In recent years, nationally, an average of 193 magnitude ≥3 earthquakes per year were recorded in 2009–2014, with 688 occurring in 2014 alone, swarms of quakes have continued since then. The increased seismicity is limited to a few areas where there with deep injection of fluids from nearby oil and gas operations. Although most injection operations do not cause earthquakes, numerous field cases have shown steady increase of pressure during the produced water re-injection (PWRI) process. This study provides an analytical method for predicting pressure increase during oily water injection and the rock failure conditions for seismic events.
The model derives from mass balance of oil phase in the oil water mixture while considering the oil capture effects by advection, dispersion and adsorption inside the rock. The time-dependent advancement of trapped oil saturation is determined by solving the governing equation for initial condition of oil-free rock and boundary condition of constant oil concentration in the injection water. Also explained and modeled is the effect of oil saturation on the stick/slip rock resistance and the rock strength.

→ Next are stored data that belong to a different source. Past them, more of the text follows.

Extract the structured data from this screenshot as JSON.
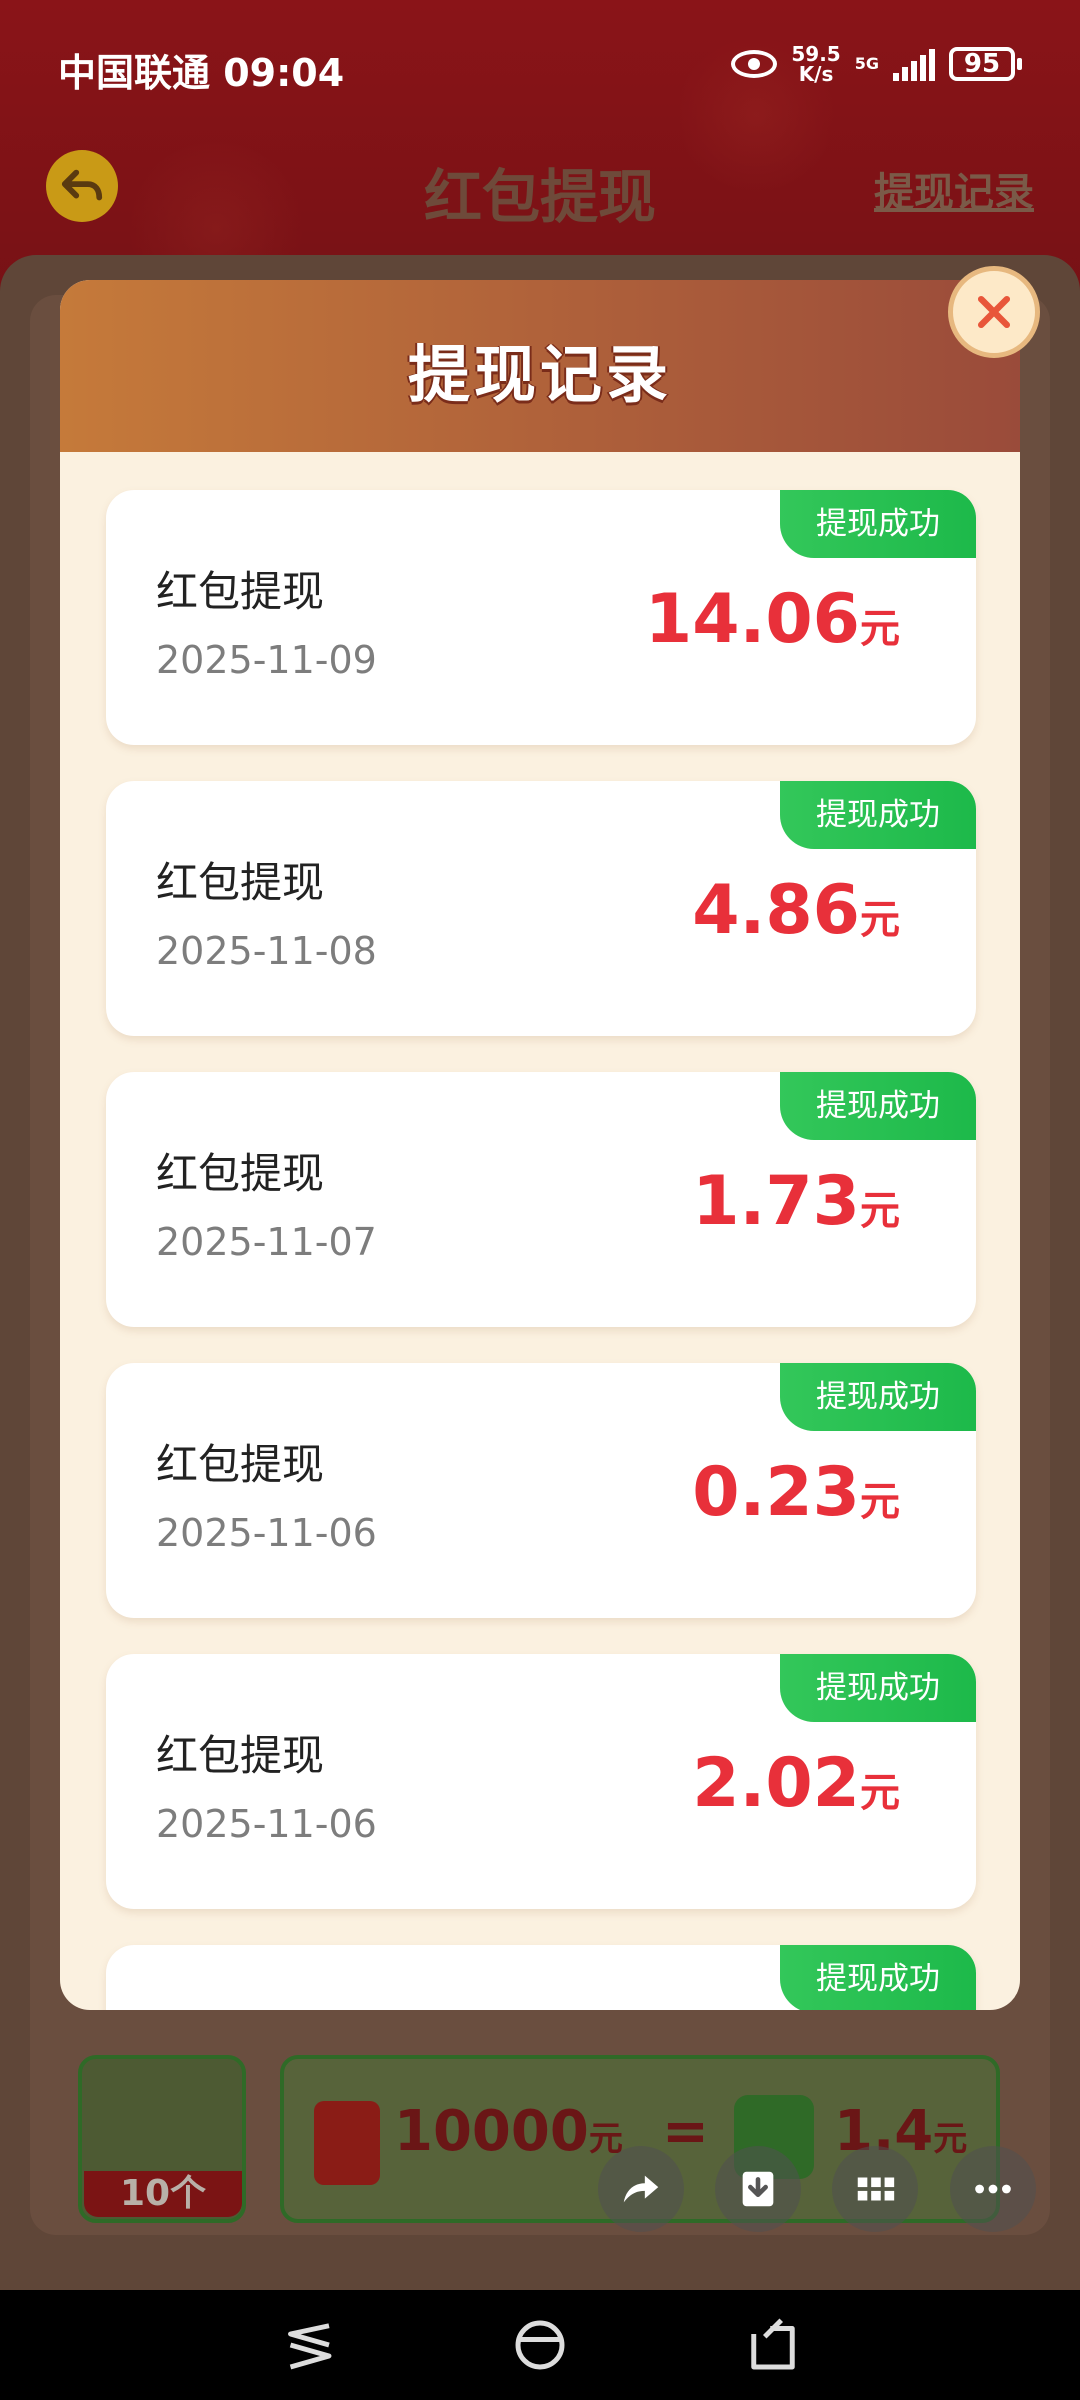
{
  "status_bar": {
    "carrier_time": "中国联通 09:04",
    "net_speed_value": "59.5",
    "net_speed_unit": "K/s",
    "network_type": "5G",
    "battery": "95"
  },
  "header": {
    "title": "红包提现",
    "history_link": "提现记录"
  },
  "modal": {
    "title": "提现记录",
    "records": [
      {
        "title": "红包提现",
        "date": "2025-11-09",
        "amount": "14.06",
        "unit": "元",
        "status": "提现成功"
      },
      {
        "title": "红包提现",
        "date": "2025-11-08",
        "amount": "4.86",
        "unit": "元",
        "status": "提现成功"
      },
      {
        "title": "红包提现",
        "date": "2025-11-07",
        "amount": "1.73",
        "unit": "元",
        "status": "提现成功"
      },
      {
        "title": "红包提现",
        "date": "2025-11-06",
        "amount": "0.23",
        "unit": "元",
        "status": "提现成功"
      },
      {
        "title": "红包提现",
        "date": "2025-11-06",
        "amount": "2.02",
        "unit": "元",
        "status": "提现成功"
      },
      {
        "status": "提现成功"
      }
    ]
  },
  "background_exchange": {
    "tile_count": "10个",
    "redpack_amount": "10000",
    "redpack_unit": "元",
    "equals": "=",
    "cash_amount": "1.4",
    "cash_unit": "元"
  },
  "colors": {
    "amount_red": "#e8303a",
    "success_green": "#1db94a",
    "modal_bg": "#fbf1e0"
  }
}
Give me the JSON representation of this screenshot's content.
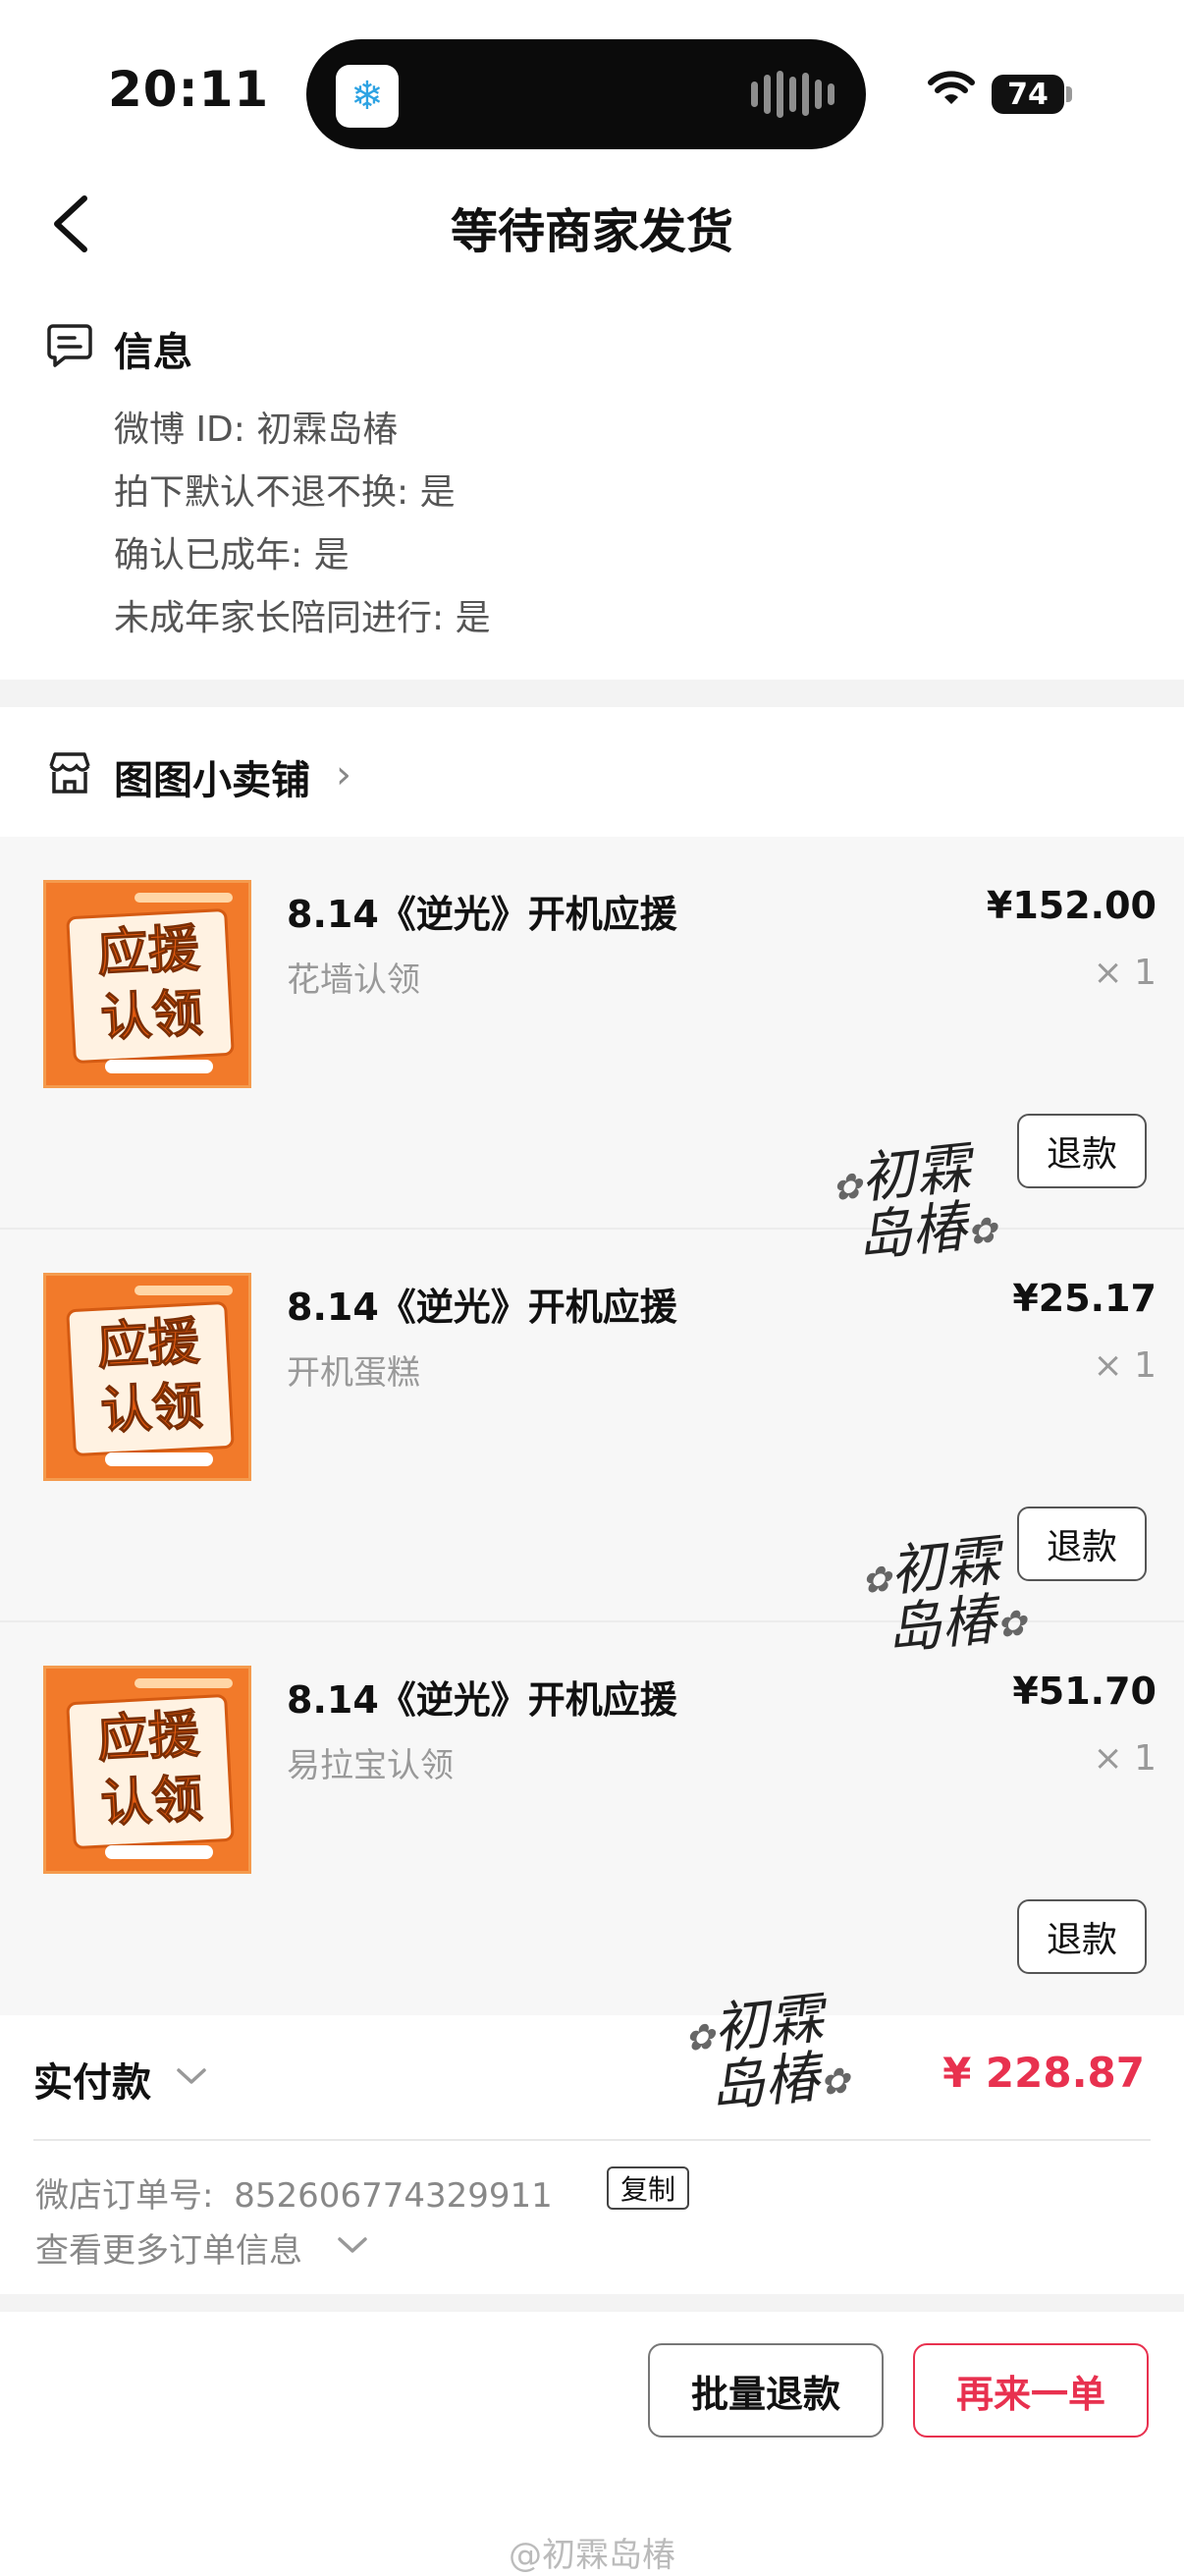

In the oil capture process, size of the near-well zone of trapped oil increases with time – so does the injection pressure. The model predicts maximum oil saturation, size of trapped oil zone and injection pressure increase vs. time. The model is verified by matching laboratory data from core flooding runs. Results show that even a small oil concentration (<500 ppm) could deposit a 10% residual oil bank around the wellbore that would reduce water injectivity by more than 70% and increase injection pressure by 2000 psi. Moreover, the model confirms field observations of the initial rapid increase of oil invasion and injection pressure. Although the injection pressure may eventually stabilize, the process of internal rock "lubrication" with oil would continue.
Two effects may contribute to the rock slippage during the injection process: (1) the trapped oil droplets reduce internal friction in the rock thus lowering its shear strength; and, (2) water injection increases the pore pressure resulting in lower effective stress of the rock. These effects enhance slippage along existing natural fractures and might also initiate new fractures –causing induced seismicity. Results showed that even low injection rates (300 bpd) could trigger earthquake because injection pressure in the near-wellbore region could easily exceed the minimum principal stress (MPS), facilitating the opening of fractures perpendicular to the MPS direction.
The model provides a useful analytical tool to be coupled with geo-mechanical limitations to assess the risk of long-term injection of large volume of produced water. Mechanism and critical conditions for seismic event are described and a method to find geo-mechanical limitations is outlined.